In almost all cases, it was about emails that were sent to Clinton's inadequately protected e-mail account or got there in a roundabout way. The State Department investigators had begun a year and a half ago to contact the authorities because of the e-mail affair, writes the newspaper, citing current and former government officials. After these efforts were temporarily paralyzed, they had been strengthened again in August.
"This has nothing to do with who is in the White House," a senior State Department official said, referring to US President Donald Trump, who is a bitter opponent of Clinton.
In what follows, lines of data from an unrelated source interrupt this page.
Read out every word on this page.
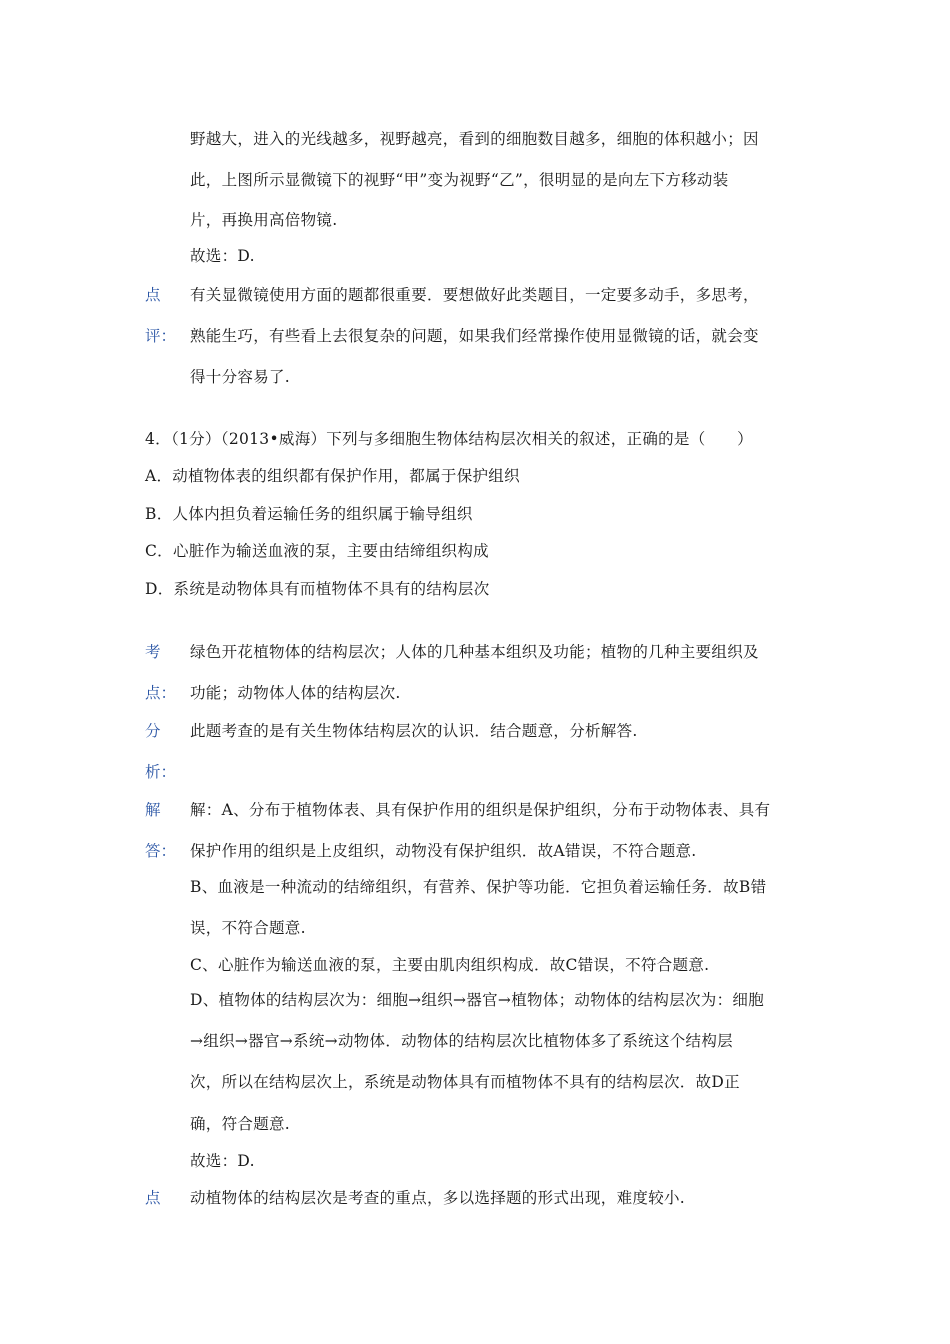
野越大，进入的光线越多，视野越亮，看到的细胞数目越多，细胞的体积越小；因
此，上图所示显微镜下的视野“甲”变为视野“乙”，很明显的是向左下方移动装
片，再换用高倍物镜.
故选：D.
点
评：
有关显微镜使用方面的题都很重要．要想做好此类题目，一定要多动手，多思考，
熟能生巧，有些看上去很复杂的问题，如果我们经常操作使用显微镜的话，就会变
得十分容易了.
4．（1分）（2013•威海）下列与多细胞生物体结构层次相关的叙述，正确的是（　　）
A．动植物体表的组织都有保护作用，都属于保护组织
B．人体内担负着运输任务的组织属于输导组织
C．心脏作为输送血液的泵，主要由结缔组织构成
D．系统是动物体具有而植物体不具有的结构层次
考
点：
绿色开花植物体的结构层次；人体的几种基本组织及功能；植物的几种主要组织及
功能；动物体人体的结构层次.
分
析：
此题考查的是有关生物体结构层次的认识．结合题意，分析解答.
解
答：
解：A、分布于植物体表、具有保护作用的组织是保护组织，分布于动物体表、具有
保护作用的组织是上皮组织，动物没有保护组织．故A错误，不符合题意.
B、血液是一种流动的结缔组织，有营养、保护等功能．它担负着运输任务．故B错
误，不符合题意.
C、心脏作为输送血液的泵，主要由肌肉组织构成．故C错误，不符合题意.
D、植物体的结构层次为：细胞→组织→器官→植物体；动物体的结构层次为：细胞
→组织→器官→系统→动物体．动物体的结构层次比植物体多了系统这个结构层
次，所以在结构层次上，系统是动物体具有而植物体不具有的结构层次．故D正
确，符合题意.
故选：D.
点 动植物体的结构层次是考查的重点，多以选择题的形式出现，难度较小.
The fact that inquiries about the e-mail affair came only now has to do with the fact that it took three and a half years to review the millions of e-mails. Other ministry representatives, according to "Washington Post" political reasons for the investigation back.
Keep the Clinton e-mail topic alive
However, one ex-government official said the investigation was a means for Trump's Republicans to "keep the Clinton e-mail topic alive." In addition, it offers them the opportunity to "stain a whole bunch of democratic people in foreign policy". However, prosecution does not seem to threaten those affected, the Washington Post wrote.
As Secretary of State, Clinton had not used sufficiently secured private e-mail servers. The affair was investigated by the Federal Police FBI. Their then director James Comey gave a sharp reprimand for Clinton "extremely careless" behavior, but saw no evidence of criminally relevant misconduct.
Nevertheless, Trump demanded in the election campaign to put Clinton behind bars and invented for her the nickname "fraudulent Hillary". The chants "Lock them up!" To this day, they often sound at the gatherings of Trump supporters. Clinton recently blamed her defeat in the 2016 presidential election on returning FBI head Comey to re-investigate the e-mail affair just before election day.
Trump is currently under pressure for revelations over a telephone conversation with Ukrainian head of state Volodymyr Selenskyj. The US president is under suspicion of abuse of office for calling on the Ukrainian authorities' investigation of Democratic presidential candidate Joe Biden and his son Hunter in the telephone conversation that took place at the end of July.